When a master filmmaker like Steven Spielberg makes a new movie, any cinephile feels almost obliged to pay attention. Spielberg has dazzled audiences with thrilling action and soaring emotion throughout his career in equal measure. He created the summer blockbuster season with Jaws and helped expand it with his Indiana Jones trilogy and by providing advice to friend George Lucas on his Star Wars series.
The excitement is even more palpable with Disclosure Day, Spielberg’s first foray into sci-fi in eight years and first return to aliens since 2008. Spielberg directed some of the most influential alien flicks of the 70’s and 80’s with Close Encounters of the Third Kind and E.T. and bringing his first original story in the subgenre since then was all the more exciting. Thus, Disclosure Day lands all the more disappointing due to its systemic failures.
To be sure, there is no arguing Disclosure Day doesn’t demonstrate Spielberg’s filmmaking craft remains at a high level. Often feeling like a compilation of his aesthetics across decades of directing action sci-fi pictures, Disclosure Day is replete with captivating visuals. Whether its a camera panning in through a window to focus on a character in the background, cross fading the heads of two characters observing each other through a mirror, or zoom outs as the music swells, Disclosure Day readily reminds you of everything that Spielberg has added to 20th century American movie making. Not only does he harken to his prior alien works, but there is even a car chase reminiscent of Indiana Jones and the smooth sleek dark color palates remind of Minority Report.
Speaking of music, and part and parcel with this greatest hits motif, John Williams scores the work. No one would call it his finest hour and none of the themes truly stand out in his body of material, yet it does sound one of his fresher scores in recent memory. Spielberg and Williams’s partnership is one of the more iconic ones in American film history, and seeing it resound here together is a treat.
Yet perhaps it is all of the merits that make Disclosure Day‘s demerits more crushing. The story walks familiar territory with Daniel (Josh O’Connor) dodging a quasi-private quasi-governmental agency with evidence that aliens exist. He plans to disclose this information to the world, but is held back due to his leader Hugo’s (Colman Domingo) urging and his girlfriend Jane’s (Eve Hewson) fear that such information will cause global chaos due to potentially destroying people’s faith in God. This sets up a theme of science vs religion, one of many themes painfully underdeveloped by the haphazard script.

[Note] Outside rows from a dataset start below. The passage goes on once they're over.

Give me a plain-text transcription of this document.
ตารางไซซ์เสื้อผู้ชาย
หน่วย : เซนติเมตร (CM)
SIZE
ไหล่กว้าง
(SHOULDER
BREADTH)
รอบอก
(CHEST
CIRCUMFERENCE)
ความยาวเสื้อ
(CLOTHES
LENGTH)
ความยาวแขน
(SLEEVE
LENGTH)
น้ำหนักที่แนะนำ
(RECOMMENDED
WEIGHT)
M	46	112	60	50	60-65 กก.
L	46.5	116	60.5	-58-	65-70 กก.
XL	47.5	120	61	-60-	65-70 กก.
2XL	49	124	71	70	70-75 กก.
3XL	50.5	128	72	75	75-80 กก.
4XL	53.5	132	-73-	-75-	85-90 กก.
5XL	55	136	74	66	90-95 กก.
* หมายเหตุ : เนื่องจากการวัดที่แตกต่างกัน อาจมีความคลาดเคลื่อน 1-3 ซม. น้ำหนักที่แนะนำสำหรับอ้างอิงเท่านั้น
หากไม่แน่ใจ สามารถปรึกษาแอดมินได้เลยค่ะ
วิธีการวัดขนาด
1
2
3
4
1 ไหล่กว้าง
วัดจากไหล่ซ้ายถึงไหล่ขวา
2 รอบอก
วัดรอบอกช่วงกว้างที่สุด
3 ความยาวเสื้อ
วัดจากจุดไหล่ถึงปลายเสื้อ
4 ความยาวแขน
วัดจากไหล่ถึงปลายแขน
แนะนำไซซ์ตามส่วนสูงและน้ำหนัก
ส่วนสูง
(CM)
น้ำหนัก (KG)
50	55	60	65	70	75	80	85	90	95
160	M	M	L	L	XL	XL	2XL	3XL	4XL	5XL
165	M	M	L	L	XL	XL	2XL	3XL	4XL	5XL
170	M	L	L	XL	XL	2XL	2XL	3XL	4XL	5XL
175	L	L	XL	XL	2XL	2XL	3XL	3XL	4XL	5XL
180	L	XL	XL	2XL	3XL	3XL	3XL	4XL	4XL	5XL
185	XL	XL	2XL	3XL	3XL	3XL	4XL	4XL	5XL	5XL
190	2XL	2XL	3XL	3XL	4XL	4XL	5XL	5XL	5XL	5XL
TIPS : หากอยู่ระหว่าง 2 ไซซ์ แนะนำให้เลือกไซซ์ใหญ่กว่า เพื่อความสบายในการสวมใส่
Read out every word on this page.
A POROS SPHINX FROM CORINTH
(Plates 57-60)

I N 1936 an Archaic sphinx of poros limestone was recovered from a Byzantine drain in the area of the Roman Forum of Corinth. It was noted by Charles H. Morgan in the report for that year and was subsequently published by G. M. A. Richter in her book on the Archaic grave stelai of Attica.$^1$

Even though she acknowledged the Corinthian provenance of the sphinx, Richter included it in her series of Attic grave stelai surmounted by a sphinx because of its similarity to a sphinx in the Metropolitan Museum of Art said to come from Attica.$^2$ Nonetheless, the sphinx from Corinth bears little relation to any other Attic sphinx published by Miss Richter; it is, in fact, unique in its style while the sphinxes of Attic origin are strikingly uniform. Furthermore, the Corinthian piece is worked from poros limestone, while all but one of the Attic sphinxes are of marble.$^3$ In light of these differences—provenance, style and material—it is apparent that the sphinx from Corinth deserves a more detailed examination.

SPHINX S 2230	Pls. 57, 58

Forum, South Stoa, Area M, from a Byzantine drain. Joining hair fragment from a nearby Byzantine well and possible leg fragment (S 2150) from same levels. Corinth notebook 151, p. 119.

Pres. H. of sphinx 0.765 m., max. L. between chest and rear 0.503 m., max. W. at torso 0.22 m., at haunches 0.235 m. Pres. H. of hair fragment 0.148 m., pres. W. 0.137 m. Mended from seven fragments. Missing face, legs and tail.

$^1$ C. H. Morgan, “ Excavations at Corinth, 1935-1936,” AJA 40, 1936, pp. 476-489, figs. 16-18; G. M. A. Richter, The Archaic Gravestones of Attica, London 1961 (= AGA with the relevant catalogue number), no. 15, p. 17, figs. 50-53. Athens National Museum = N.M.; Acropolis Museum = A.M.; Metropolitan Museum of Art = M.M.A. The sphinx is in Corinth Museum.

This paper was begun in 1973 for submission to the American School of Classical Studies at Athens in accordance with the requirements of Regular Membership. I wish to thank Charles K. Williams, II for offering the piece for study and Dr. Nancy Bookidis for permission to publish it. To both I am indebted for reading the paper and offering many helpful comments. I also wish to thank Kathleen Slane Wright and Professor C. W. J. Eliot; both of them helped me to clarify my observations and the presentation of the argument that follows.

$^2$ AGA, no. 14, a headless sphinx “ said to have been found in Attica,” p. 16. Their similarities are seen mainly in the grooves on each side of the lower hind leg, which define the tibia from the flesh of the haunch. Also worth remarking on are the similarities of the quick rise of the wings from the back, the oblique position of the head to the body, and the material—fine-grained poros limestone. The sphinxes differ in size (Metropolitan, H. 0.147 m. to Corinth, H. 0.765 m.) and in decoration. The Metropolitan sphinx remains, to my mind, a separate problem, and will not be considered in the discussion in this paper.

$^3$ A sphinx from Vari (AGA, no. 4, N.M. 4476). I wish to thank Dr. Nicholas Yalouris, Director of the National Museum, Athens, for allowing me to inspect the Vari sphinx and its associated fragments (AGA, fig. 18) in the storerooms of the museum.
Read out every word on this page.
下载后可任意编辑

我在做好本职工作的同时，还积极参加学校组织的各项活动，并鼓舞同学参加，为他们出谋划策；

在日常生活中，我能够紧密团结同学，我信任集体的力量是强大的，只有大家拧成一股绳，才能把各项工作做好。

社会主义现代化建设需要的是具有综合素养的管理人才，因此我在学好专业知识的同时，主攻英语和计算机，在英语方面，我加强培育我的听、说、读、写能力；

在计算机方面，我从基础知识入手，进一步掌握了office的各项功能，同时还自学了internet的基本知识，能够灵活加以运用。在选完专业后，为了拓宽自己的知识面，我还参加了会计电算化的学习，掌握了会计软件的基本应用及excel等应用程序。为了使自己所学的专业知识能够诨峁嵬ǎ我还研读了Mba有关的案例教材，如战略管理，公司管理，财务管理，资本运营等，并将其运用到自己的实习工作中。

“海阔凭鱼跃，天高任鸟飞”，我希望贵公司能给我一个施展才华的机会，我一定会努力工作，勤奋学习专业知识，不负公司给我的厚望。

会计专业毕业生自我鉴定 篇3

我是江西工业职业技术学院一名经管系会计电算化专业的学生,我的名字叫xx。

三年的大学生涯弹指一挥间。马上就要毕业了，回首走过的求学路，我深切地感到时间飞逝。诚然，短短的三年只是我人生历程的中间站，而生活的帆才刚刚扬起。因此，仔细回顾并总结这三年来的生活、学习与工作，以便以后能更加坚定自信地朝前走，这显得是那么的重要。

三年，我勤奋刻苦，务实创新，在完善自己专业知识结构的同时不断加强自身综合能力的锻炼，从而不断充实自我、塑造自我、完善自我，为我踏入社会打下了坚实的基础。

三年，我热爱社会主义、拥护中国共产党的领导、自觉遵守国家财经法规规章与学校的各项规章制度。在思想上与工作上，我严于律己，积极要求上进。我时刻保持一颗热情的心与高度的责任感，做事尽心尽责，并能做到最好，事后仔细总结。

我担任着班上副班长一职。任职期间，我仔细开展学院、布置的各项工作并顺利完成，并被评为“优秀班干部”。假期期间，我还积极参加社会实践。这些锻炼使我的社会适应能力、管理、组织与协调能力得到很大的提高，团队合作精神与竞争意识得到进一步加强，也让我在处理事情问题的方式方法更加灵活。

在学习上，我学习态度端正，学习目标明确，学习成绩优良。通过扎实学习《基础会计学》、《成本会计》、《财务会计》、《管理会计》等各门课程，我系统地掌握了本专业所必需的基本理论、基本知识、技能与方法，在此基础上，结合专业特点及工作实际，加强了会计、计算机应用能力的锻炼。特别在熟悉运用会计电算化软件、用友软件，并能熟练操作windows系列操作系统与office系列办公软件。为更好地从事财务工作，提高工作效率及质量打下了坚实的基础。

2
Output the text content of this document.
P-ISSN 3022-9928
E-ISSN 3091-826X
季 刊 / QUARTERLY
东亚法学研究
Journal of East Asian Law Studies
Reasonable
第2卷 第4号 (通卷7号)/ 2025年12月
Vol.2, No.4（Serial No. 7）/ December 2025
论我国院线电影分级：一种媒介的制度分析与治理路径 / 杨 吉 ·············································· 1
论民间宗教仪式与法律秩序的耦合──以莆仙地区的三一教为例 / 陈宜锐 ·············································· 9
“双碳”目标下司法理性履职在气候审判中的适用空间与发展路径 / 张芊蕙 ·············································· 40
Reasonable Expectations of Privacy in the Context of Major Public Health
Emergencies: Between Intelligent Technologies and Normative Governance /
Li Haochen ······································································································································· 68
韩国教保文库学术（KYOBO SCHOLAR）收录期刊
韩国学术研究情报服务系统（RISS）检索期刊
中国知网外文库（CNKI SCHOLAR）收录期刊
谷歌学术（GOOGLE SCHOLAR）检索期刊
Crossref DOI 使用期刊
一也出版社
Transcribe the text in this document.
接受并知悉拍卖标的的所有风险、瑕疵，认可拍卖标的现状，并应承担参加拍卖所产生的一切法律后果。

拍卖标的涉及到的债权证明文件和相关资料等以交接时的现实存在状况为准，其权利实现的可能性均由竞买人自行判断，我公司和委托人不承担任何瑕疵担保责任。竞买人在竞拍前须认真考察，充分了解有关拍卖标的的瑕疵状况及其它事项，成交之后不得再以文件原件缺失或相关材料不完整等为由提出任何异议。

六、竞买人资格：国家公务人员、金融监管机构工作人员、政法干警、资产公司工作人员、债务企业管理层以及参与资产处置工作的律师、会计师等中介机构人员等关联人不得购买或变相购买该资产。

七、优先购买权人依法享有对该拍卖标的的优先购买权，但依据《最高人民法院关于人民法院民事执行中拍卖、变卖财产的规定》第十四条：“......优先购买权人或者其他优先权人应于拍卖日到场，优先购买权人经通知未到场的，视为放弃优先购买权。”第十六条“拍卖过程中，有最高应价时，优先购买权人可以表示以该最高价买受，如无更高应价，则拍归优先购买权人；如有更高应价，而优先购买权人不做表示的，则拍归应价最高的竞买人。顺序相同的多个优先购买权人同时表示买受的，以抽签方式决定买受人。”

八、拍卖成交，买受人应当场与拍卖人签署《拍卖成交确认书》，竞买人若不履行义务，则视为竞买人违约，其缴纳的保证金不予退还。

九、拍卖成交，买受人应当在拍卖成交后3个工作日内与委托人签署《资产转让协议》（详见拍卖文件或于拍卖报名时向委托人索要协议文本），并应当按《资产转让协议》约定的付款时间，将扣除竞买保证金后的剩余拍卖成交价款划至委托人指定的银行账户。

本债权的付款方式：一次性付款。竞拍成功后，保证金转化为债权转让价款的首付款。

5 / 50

Burdened by an enormity of plot, even at nearly two and a half hours, Disclosure Day fails to spend screentime efficiently. With multiple characters and ideas juggled, the movie drops nearly every ball by the end. While it attempts to carve a decent pace to avoid bogging itself down, the final edit gives short shrift to any meaningful character development. So often, the movie tells you what to think of the characters and situations without actually showing you those things.
Daniel has apparently struggled with disconnect since being a teenager due to a weird gift with numbers rearing its head, but this is only communicated because he tells this to Emily Blunt‘s Margaret. We get no sense of his life at all prior to the events of the movie, his relationship with Jane, or what his wants and desires were and how the film’s occurrences effect that. The result is a hollow plot device rather than a real person, muting the emotional climax when revelations of the past are finally made.
Jane is revealed early on as an ex-nun officiate and this is shown to be a shock to Daniel. Though precisely why it is is left a mystery, and is never resolved. The edit barely features Jane’s character past the halfway mark outside of a lone scene of her talking again with her nun teacher that attempts to continue the religion throughline. Yet another casualty of the sloppy writing,
Margaret suffers the same issues, set up as a weather anchor who suddenly starts getting inexplicable knowledge and is compelled to seek out Daniel. Aside from some jokey dialogue with her boyfriend played by a decent Wyatt Russell, her character and relationships and motivations are woefully underbaked as well. One gets the sense that five hours of material exist that might better explain and develop the characters and ideas, but the final cut fails at all of that.
Spielberg’s call for empathy and unity as a means of saving humanity are certainly heartfelt. And aspects of the final act work purely because he knows to cinematically convey these emotions and ideas. Yet for the things it does right, the script lets it down with its painful telegraphed choices of telling the audience about something and never giving room to experience these somethings.
The plot is also absurdly silly in many aspects. Conspiracy thrillers always take on a fantastical nature requiring a suspension of disbelief. Disclosure Day pushes this beyond a breaking point though, with characters able to get away with all manner of unplausible acts. This might not have mattered if the characters were developed right and there was true emotional investment. Without those present, the holes sink Disclosure Day utterly.
The sad reality is Disclosure Day is shockingly bad at its core. Because there are talented performers, set designers, and directing, Disclosure Day is still a passable work. It reminds of Spielberg’s better movies. Yet, the biggest disclosure in this film’s release is that Spielberg has hit his lowest point as a filmmaker since Crystal Skull. In an already wildly inconsistent career, David Koepp has hit another low with his script. Disclosure Day is a movie that sacrificed everything on the altar of plot machinations and is all the worse for it.